In a video to supporters that previews the nationally televised Jan 25 speech, Obama said that even with 9.4 percent unemployment, the economy is once again growing, corporate profits are on the rise and more than 1 million jobs have been created over the last year.
Obama said he will be pivoting from responding to the financial crisis that occupied much of the first two years of his presidency to meeting longer-range economic challenges.
"My principal focus, my number one focus, is going be making sure that we are competitive, that we are growing, and we are creating jobs not just now but well into the future," Obama said in the video released on Saturday. "I'm focused on making sure the economy is working for everybody, for the entire American family."
The theme of boosting the country's ability to compete with emerging economies such as China and India is one the president has been sounding since his trip to Asia last November.

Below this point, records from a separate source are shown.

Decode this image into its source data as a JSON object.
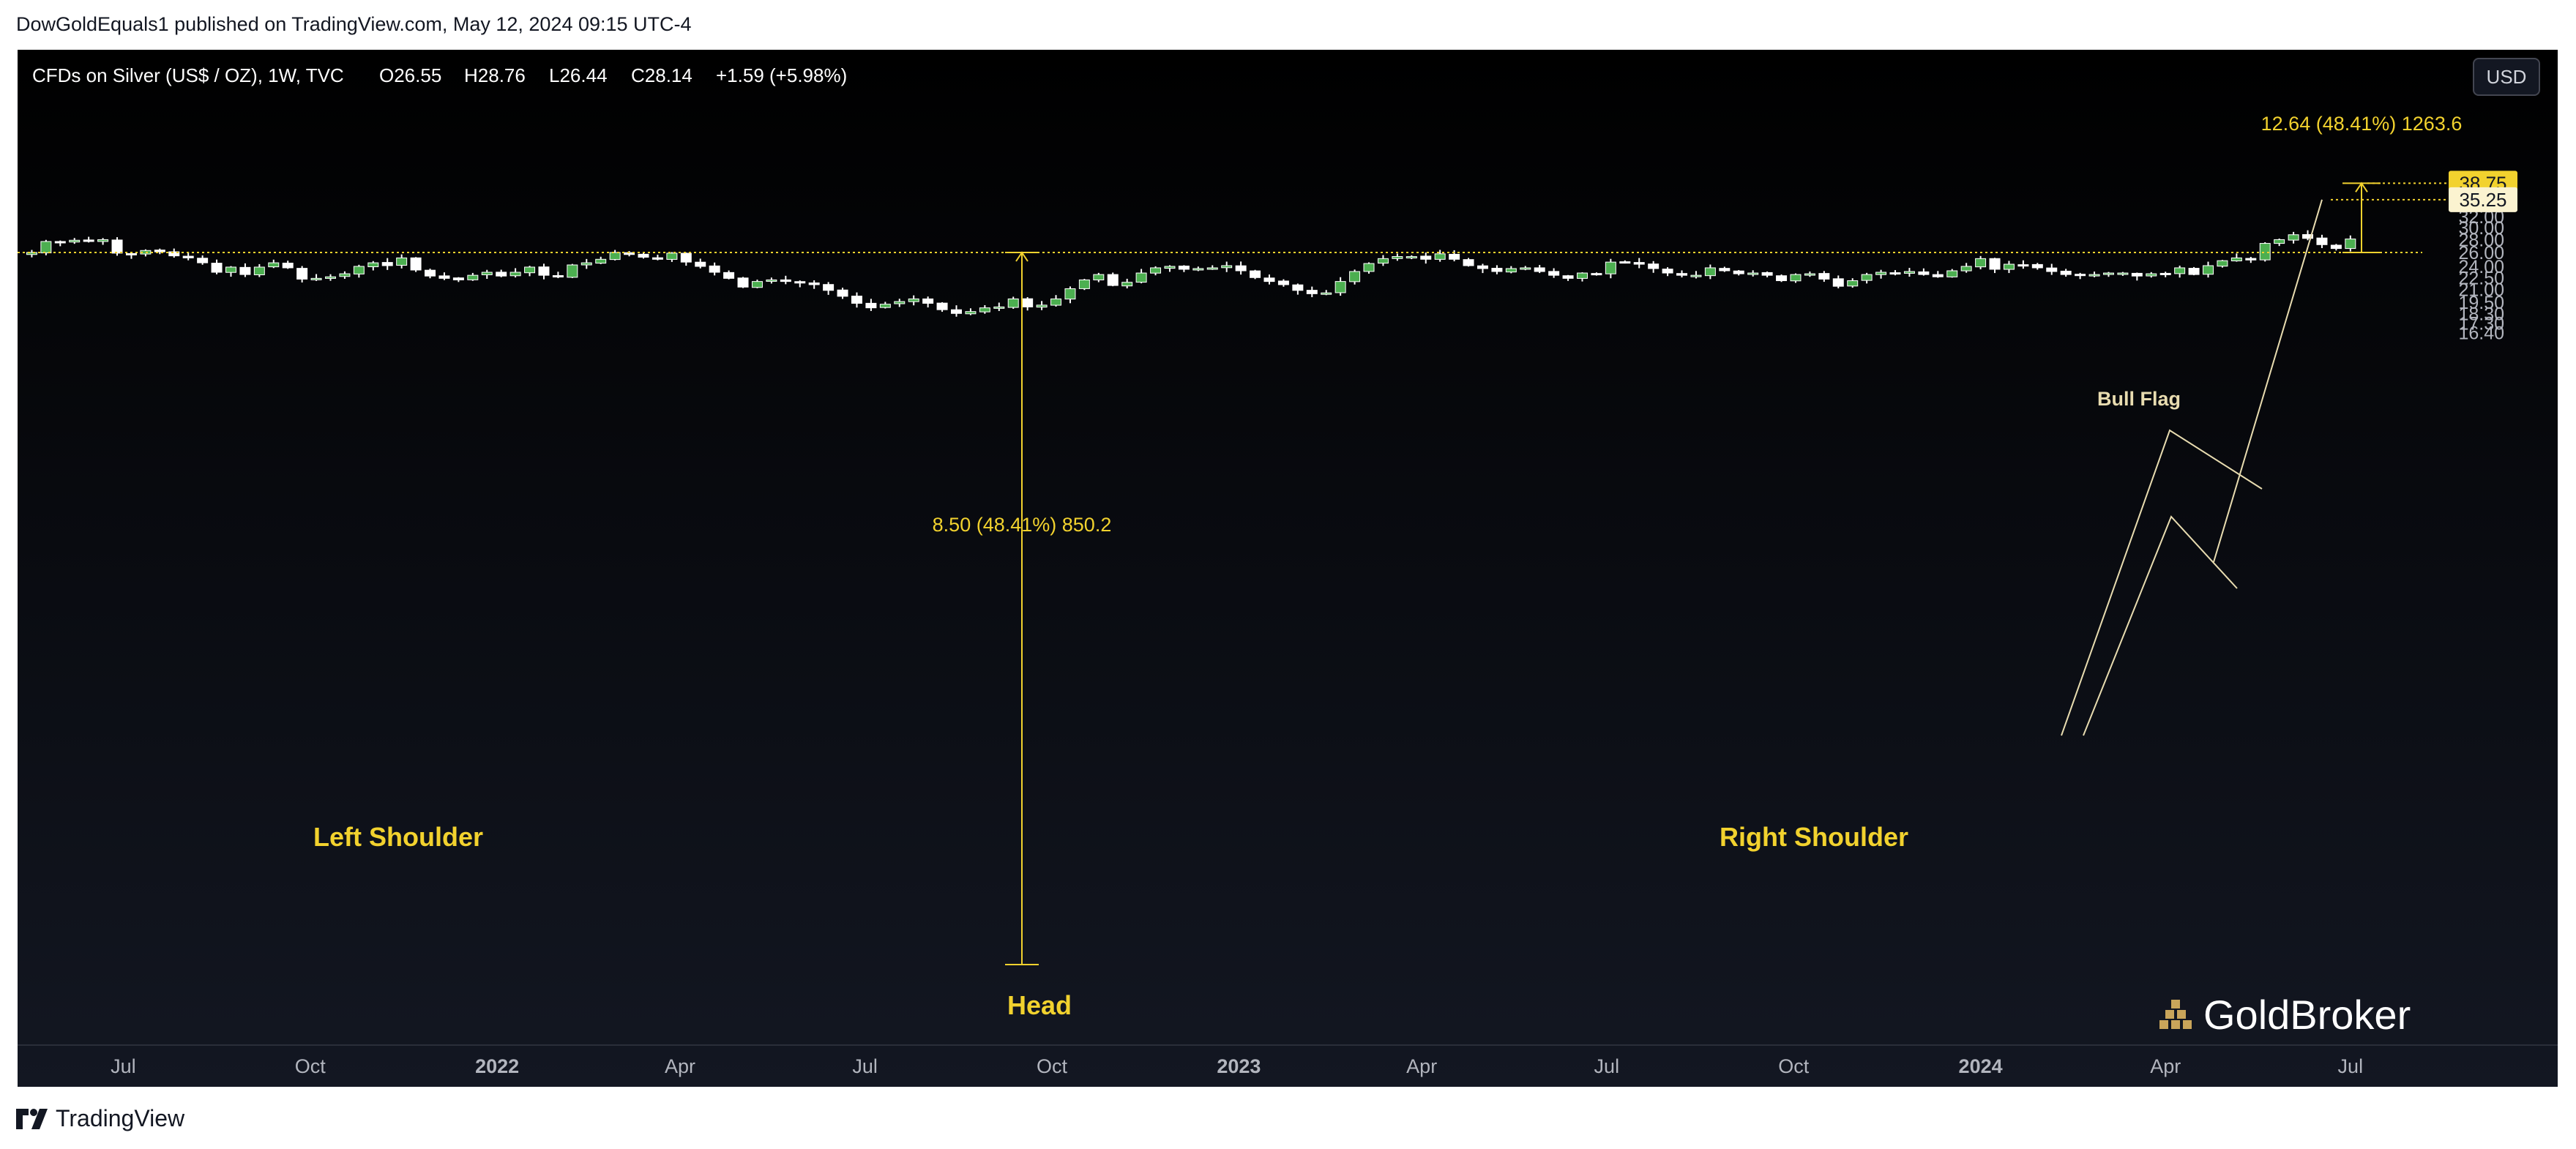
{
  "header": {
    "published": "DowGoldEquals1 published on TradingView.com, May 12, 2024 09:15 UTC-4"
  },
  "legend": {
    "symbol": "CFDs on Silver (US$ / OZ), 1W, TVC",
    "open": "O26.55",
    "high": "H28.76",
    "low": "L26.44",
    "close": "C28.14",
    "change": "+1.59 (+5.98%)"
  },
  "currency_button": "USD",
  "watermark": "GoldBroker",
  "footer_brand": "TradingView",
  "colors": {
    "up": "#4caf50",
    "down": "#ffffff",
    "yellow": "#f2d22e",
    "background_top": "#000000",
    "background_bottom": "#131722"
  },
  "chart_data": {
    "type": "candlestick",
    "title": "CFDs on Silver (US$ / OZ), 1W, TVC",
    "x_ticks": [
      {
        "label": "Jul",
        "date": "2021-07-01"
      },
      {
        "label": "Oct",
        "date": "2021-10-01"
      },
      {
        "label": "2022",
        "date": "2022-01-01"
      },
      {
        "label": "Apr",
        "date": "2022-04-01"
      },
      {
        "label": "Jul",
        "date": "2022-07-01"
      },
      {
        "label": "Oct",
        "date": "2022-10-01"
      },
      {
        "label": "2023",
        "date": "2023-01-01"
      },
      {
        "label": "Apr",
        "date": "2023-04-01"
      },
      {
        "label": "Jul",
        "date": "2023-07-01"
      },
      {
        "label": "Oct",
        "date": "2023-10-01"
      },
      {
        "label": "2024",
        "date": "2024-01-01"
      },
      {
        "label": "Apr",
        "date": "2024-04-01"
      },
      {
        "label": "Jul",
        "date": "2024-07-01"
      }
    ],
    "y_ticks": [
      "38.00",
      "36.00",
      "34.00",
      "32.00",
      "30.00",
      "28.00",
      "26.00",
      "24.00",
      "22.50",
      "21.00",
      "19.50",
      "18.30",
      "17.30",
      "16.40"
    ],
    "y_scale": "log",
    "ylim": [
      16.4,
      41.0
    ],
    "xlim": [
      "2021-05-10",
      "2024-09-23"
    ],
    "grid": false,
    "closes": [
      26.0,
      27.7,
      27.6,
      27.9,
      27.7,
      28.0,
      25.9,
      25.7,
      26.3,
      26.1,
      25.5,
      25.2,
      24.5,
      23.2,
      23.9,
      22.9,
      23.9,
      24.5,
      23.8,
      22.3,
      22.4,
      22.6,
      23.0,
      24.0,
      24.5,
      24.1,
      25.2,
      23.5,
      22.7,
      22.4,
      22.2,
      22.8,
      23.2,
      22.7,
      23.2,
      23.9,
      22.8,
      22.6,
      24.2,
      24.5,
      25.0,
      26.0,
      25.7,
      25.3,
      25.0,
      25.9,
      24.6,
      24.0,
      23.2,
      22.4,
      21.3,
      22.0,
      22.2,
      22.0,
      21.8,
      21.6,
      20.9,
      20.2,
      19.4,
      18.9,
      19.3,
      19.6,
      19.9,
      19.4,
      18.7,
      18.3,
      18.5,
      18.9,
      19.0,
      19.9,
      19.0,
      19.2,
      19.9,
      21.1,
      22.2,
      22.9,
      21.5,
      21.9,
      23.1,
      23.8,
      24.0,
      23.6,
      23.7,
      23.8,
      24.1,
      23.4,
      22.5,
      22.0,
      21.6,
      20.9,
      20.5,
      20.6,
      22.0,
      23.3,
      24.4,
      25.1,
      25.4,
      25.4,
      25.0,
      25.8,
      25.0,
      24.1,
      23.7,
      23.3,
      23.7,
      23.8,
      23.3,
      22.8,
      22.4,
      23.1,
      23.0,
      24.6,
      24.5,
      24.3,
      23.7,
      23.1,
      22.8,
      22.8,
      23.8,
      23.4,
      23.0,
      23.1,
      22.8,
      22.1,
      22.9,
      23.0,
      22.3,
      21.4,
      22.1,
      22.9,
      23.2,
      23.1,
      23.3,
      22.9,
      22.6,
      23.4,
      24.0,
      25.1,
      23.6,
      24.3,
      24.2,
      23.8,
      23.3,
      22.9,
      22.8,
      22.9,
      23.1,
      23.1,
      22.7,
      23.0,
      23.0,
      23.8,
      22.9,
      24.1,
      24.8,
      25.2,
      24.9,
      27.4,
      28.0,
      28.8,
      28.2,
      27.2,
      26.6,
      28.1
    ]
  },
  "annotations": {
    "left_shoulder": "Left Shoulder",
    "head": "Head",
    "right_shoulder": "Right Shoulder",
    "bull_flag": "Bull Flag",
    "measure_1": "8.50 (48.41%) 850.2",
    "measure_2": "12.64 (48.41%) 1263.6",
    "neckline_price": 26.0,
    "target_1": {
      "value": 35.25,
      "label": "35.25"
    },
    "target_2": {
      "value": 38.75,
      "label": "38.75"
    }
  }
}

During a Dec 6 speech in Winston-Salem, North Carolina, Obama said the nation faces a "Sputnik moment" - a reference to the Soviet Union's launch of the first satellite in 1957, ahead of the US.
Obama earlier last week hosted a state visit by Chinese President Hu Jintao, leader of a nation viewed as both an economic rival and a promising export market. On Friday, Obama named General Electric Co's chief executive officer, Jeffrey Immelt, to head a group of outside advisers called the President's Council on Jobs and Competitiveness.
With more than half of GE's revenue coming from outside the US, Obama said Immelt "understands what it takes for America to compete in the global economy".
Obama said on Friday to maintain that competitive edge the US must stay the most "dynamic economy in the world" and make sure that future generations can "compete with workers anywhere in the world".
"Now to do that, we're going to have to out-innovate, we're going to have to out-build, we're going to have to out-compete, we're going to have to out-educate other countries," Obama said. "That's our challenge."
With the speech marking the beginning of a politically divided Congress, Obama urged Republicans and Democrats to work together to find common ground on economic and security issues "even as we're having some very vigorous debates".
Chief among those challenges is reducing the more than $1.2 trillion US budget deficit. White House allies have been told not to expect a detailed budget plan in the speech, though the president will call for tough choices and may offer examples. Obama didn't indicate how he would address the recommendations from his bipartisan deficit commission, including a proposal to cut social security benefits.